Sometimes it pays to be at the right place at the right time. When I arrived at work today I quickly found out that many of my clients had cancelled. I think people are still enjoying the holidays this week which I expected. After a few calls to re-arrange my schedule, I realized that I had a 2.5 hour window available. I obviously knew I was going to get a run in which surprised me as I had pretty much resigned myself to the fact that I wouldn't be able to run until next Monday because I was watching my 2 boys.

Not only was I elated at the fact that I was going to run but I ran into one of my best friends at the gym and after several attempts at getting her to run with me, she finally obliged.

We had a great 10K run and it helped to have company with me. We did a variation of my typical run around my neighbourhood at a nice comfortable pace. During our run we both commented on how nice it was to be outside and even though the temperature said -14, it certainly didn't feel that way to us. With no wind today it was amazing how nice the run was.

Any excuse I can get to run I'll take it, but I know it will be next to impossible to get a run in over these next 3 days. Instead, I'll ride my stationary bike to keep my legs in shape and maybe even do a light weight training session. It's next to impossible for me to not exercise each day and running is my #1 choice, but sometimes you have make adjustments to what you like to do.

Nothing comes close to the excitement I get from running outside and even though I could possible run on the treadmill on the weekend, I'd rather not run then have to run on the treadmill so biking it is. No offence to people who love to use their treadmill, but I know that I would feel like I cheated myself if I ran inside instead of outside. I've grown so accustomed to running in all types of weather and I need the outside experience to keep me motivated. That's why it was so nice to be able to run today.

Thanks Miriam!

Wednesday, January 02, 2008

Thank you Marcus!

When I woke up this morning, there were two things that I knew I had to do. One was to run in the afternoon (which I hate) and the second was that I had to run in the bitter cold.

I checked the temperature and soon found out that it was going to be -21 with the wind chill. As soon as I got out of the house and dropped my sons off to the babysitters, I immediately felt the cold wind. I turned to my youngest son Marcus and said that maybe Daddy should just ride the bike today instead. Without missing a beat, he turned to me and said, "Dad, don't you remember you told me that you run in any weather?" He was right, of course, and it is something that I'm very proud of. Hearing it from his lips though, made me realize that I really had no choice. I won't be able to run much this week and I knew that if I didn't run today I'd regret it until next week.

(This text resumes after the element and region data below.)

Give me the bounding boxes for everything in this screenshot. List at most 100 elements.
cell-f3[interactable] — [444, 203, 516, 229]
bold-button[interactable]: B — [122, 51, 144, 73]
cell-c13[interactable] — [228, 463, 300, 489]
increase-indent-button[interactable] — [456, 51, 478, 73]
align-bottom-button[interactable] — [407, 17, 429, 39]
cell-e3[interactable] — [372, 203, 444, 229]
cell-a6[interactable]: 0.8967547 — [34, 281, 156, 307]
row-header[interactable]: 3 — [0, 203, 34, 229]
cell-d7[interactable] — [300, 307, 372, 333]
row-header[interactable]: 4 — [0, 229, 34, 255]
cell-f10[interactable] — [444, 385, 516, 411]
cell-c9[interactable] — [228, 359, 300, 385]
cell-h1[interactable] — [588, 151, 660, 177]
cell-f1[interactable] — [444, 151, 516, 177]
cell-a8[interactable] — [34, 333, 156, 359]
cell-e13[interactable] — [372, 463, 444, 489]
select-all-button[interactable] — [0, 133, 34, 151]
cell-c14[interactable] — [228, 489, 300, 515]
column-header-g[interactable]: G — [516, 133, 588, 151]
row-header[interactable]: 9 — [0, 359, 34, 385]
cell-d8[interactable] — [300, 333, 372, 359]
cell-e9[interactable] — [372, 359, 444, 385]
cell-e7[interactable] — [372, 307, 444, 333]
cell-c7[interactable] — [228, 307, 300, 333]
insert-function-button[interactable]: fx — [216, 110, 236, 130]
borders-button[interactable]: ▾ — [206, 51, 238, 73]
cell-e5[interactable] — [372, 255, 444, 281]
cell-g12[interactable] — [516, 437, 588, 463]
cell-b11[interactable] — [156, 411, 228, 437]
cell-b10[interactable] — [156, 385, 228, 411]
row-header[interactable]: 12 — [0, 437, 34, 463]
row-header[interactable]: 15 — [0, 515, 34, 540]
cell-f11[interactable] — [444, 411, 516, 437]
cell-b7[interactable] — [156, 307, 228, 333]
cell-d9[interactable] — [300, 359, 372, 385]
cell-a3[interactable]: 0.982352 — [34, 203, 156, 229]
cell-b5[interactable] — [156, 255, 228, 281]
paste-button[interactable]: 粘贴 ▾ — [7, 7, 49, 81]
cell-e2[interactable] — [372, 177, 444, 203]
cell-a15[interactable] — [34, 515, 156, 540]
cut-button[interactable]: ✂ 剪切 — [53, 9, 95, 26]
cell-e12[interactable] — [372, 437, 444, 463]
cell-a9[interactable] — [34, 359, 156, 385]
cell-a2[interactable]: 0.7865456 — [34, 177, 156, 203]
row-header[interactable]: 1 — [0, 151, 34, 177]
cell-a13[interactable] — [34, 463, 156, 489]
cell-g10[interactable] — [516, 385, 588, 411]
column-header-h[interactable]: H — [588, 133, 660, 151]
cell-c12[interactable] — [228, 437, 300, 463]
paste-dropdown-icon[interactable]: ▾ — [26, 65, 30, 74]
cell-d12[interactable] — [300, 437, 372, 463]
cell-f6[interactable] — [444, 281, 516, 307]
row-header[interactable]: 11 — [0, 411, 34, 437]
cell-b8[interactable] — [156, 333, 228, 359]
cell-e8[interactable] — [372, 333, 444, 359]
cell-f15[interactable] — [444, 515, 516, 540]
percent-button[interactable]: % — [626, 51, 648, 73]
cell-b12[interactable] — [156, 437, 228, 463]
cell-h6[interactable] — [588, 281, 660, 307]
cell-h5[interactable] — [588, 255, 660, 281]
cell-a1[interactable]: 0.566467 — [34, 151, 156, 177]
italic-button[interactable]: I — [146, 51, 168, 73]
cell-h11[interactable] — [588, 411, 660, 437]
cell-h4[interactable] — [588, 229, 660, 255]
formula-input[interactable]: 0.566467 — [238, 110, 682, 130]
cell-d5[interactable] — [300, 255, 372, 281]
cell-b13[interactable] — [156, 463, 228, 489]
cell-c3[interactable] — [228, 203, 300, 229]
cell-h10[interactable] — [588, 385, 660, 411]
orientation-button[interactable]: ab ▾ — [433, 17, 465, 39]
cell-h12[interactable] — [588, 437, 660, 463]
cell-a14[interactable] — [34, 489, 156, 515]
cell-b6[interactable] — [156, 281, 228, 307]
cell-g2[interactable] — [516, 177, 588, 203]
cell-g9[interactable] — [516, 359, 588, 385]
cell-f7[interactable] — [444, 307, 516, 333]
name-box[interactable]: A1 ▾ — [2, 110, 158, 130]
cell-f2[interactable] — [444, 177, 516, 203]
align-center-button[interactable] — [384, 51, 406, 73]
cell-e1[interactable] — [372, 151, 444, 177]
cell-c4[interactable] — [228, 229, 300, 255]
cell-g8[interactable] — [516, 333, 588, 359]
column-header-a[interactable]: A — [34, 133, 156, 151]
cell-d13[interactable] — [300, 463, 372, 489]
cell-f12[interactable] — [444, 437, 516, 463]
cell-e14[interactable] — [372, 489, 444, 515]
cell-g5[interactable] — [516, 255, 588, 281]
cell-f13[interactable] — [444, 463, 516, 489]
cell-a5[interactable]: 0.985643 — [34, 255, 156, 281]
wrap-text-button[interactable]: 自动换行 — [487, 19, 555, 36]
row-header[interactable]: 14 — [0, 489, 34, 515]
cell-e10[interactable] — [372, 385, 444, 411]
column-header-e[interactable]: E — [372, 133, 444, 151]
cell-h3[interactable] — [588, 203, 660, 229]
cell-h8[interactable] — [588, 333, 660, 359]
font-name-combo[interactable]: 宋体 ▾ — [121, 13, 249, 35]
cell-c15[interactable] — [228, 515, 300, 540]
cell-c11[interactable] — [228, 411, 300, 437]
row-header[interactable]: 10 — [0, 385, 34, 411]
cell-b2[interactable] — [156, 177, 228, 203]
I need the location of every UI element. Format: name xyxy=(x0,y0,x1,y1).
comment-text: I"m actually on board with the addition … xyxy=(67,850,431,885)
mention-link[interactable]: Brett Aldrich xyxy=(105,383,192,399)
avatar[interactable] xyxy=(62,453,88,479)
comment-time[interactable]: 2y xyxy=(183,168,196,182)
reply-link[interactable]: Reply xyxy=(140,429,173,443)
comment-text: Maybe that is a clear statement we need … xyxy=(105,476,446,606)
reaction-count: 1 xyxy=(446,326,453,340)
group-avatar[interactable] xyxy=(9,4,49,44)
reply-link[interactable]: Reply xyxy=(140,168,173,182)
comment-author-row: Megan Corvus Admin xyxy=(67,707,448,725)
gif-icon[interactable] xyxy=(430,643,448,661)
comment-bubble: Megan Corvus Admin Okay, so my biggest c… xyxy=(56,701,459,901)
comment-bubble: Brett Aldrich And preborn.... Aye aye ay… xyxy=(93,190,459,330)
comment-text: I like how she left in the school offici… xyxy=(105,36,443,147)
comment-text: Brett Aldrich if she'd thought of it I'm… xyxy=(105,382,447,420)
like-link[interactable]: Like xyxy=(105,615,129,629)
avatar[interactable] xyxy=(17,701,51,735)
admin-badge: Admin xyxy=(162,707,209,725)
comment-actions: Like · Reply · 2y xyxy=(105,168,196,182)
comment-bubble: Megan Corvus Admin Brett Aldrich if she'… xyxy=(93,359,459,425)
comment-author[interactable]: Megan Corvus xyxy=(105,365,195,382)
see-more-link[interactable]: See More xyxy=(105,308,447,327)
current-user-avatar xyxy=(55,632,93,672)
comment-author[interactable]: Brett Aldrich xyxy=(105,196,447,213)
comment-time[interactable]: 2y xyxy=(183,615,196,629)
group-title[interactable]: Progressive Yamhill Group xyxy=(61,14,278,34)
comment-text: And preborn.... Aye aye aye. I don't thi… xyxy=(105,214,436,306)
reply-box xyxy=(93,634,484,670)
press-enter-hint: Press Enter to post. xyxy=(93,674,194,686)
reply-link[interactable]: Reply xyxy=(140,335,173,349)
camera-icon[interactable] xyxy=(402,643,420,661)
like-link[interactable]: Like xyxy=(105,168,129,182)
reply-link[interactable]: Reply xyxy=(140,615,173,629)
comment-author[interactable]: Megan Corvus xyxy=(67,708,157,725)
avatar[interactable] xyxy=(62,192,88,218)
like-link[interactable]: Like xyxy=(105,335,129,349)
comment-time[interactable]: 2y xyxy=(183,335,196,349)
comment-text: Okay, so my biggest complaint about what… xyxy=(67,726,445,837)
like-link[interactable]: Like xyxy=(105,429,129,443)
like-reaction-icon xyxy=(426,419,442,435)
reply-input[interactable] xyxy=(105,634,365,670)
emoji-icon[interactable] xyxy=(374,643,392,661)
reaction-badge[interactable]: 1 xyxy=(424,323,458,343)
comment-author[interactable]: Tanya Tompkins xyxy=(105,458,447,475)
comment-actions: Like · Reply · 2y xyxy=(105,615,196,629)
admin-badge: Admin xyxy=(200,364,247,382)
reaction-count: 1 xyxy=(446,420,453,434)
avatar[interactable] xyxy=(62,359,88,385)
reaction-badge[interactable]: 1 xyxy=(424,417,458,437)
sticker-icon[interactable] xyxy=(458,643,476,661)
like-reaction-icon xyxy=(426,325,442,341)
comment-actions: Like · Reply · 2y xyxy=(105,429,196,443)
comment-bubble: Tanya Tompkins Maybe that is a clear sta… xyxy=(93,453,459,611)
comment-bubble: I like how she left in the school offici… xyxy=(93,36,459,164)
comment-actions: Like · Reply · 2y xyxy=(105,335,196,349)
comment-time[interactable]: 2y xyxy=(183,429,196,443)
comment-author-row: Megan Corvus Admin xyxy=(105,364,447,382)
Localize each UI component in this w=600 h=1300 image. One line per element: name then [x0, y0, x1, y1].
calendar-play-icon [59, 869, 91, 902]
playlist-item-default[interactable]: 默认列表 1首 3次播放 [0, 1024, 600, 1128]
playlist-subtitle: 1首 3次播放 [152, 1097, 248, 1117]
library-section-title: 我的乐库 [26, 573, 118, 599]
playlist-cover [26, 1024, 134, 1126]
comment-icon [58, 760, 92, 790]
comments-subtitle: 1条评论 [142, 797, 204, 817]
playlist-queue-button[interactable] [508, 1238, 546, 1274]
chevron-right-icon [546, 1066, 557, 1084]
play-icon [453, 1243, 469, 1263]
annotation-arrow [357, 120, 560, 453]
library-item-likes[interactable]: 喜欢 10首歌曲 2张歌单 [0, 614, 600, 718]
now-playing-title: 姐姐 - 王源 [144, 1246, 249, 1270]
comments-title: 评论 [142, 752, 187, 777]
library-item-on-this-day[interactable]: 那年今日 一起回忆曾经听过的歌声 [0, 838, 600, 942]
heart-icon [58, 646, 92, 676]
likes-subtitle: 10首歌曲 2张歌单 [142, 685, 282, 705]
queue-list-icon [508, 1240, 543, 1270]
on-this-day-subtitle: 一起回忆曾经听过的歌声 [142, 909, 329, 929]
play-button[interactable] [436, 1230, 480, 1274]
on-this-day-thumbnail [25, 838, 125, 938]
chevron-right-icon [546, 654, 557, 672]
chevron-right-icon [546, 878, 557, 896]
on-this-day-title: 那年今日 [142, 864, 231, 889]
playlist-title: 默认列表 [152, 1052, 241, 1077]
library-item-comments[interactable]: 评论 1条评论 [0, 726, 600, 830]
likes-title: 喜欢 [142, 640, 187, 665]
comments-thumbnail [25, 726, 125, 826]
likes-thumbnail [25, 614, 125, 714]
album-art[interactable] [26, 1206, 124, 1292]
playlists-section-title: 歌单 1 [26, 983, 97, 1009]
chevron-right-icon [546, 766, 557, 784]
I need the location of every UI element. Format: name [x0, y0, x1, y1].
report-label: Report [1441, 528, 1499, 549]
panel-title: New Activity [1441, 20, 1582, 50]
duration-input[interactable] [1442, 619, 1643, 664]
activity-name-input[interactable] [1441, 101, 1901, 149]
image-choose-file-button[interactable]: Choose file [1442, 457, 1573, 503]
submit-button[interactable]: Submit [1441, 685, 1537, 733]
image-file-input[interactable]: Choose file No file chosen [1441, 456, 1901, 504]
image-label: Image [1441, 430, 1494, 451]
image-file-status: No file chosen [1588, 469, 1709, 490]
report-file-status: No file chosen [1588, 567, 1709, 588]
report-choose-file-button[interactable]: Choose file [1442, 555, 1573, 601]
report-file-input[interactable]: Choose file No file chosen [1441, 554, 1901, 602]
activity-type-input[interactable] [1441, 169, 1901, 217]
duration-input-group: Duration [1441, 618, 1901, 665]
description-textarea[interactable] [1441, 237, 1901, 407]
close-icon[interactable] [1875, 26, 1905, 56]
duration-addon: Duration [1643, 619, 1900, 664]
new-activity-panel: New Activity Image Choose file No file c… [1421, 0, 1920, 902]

I had a very small window of opportunity to run of about 1.5 hours so when I got home from my work at 12:30 I had a quick tea and a small piece of banana and off I went. I made sure to layer appropriately and as soon as I started to run I once again felt like I had made the right decision. I cut the route a little short because of my time constraints but still was able to get in about 11 K's. The sun was so bright this afternoon that I barely noticed the cold.

What made my run fun today was seeing the looks on so many people as I ran by them. I could see how cold they were just standing around. I got a few nice smiles in return and one high five from one man. The one thought that kept running through my mind, though, was what my son had told me this morning. It's amazing where we can find inspiration from if we just open our eyes and ears.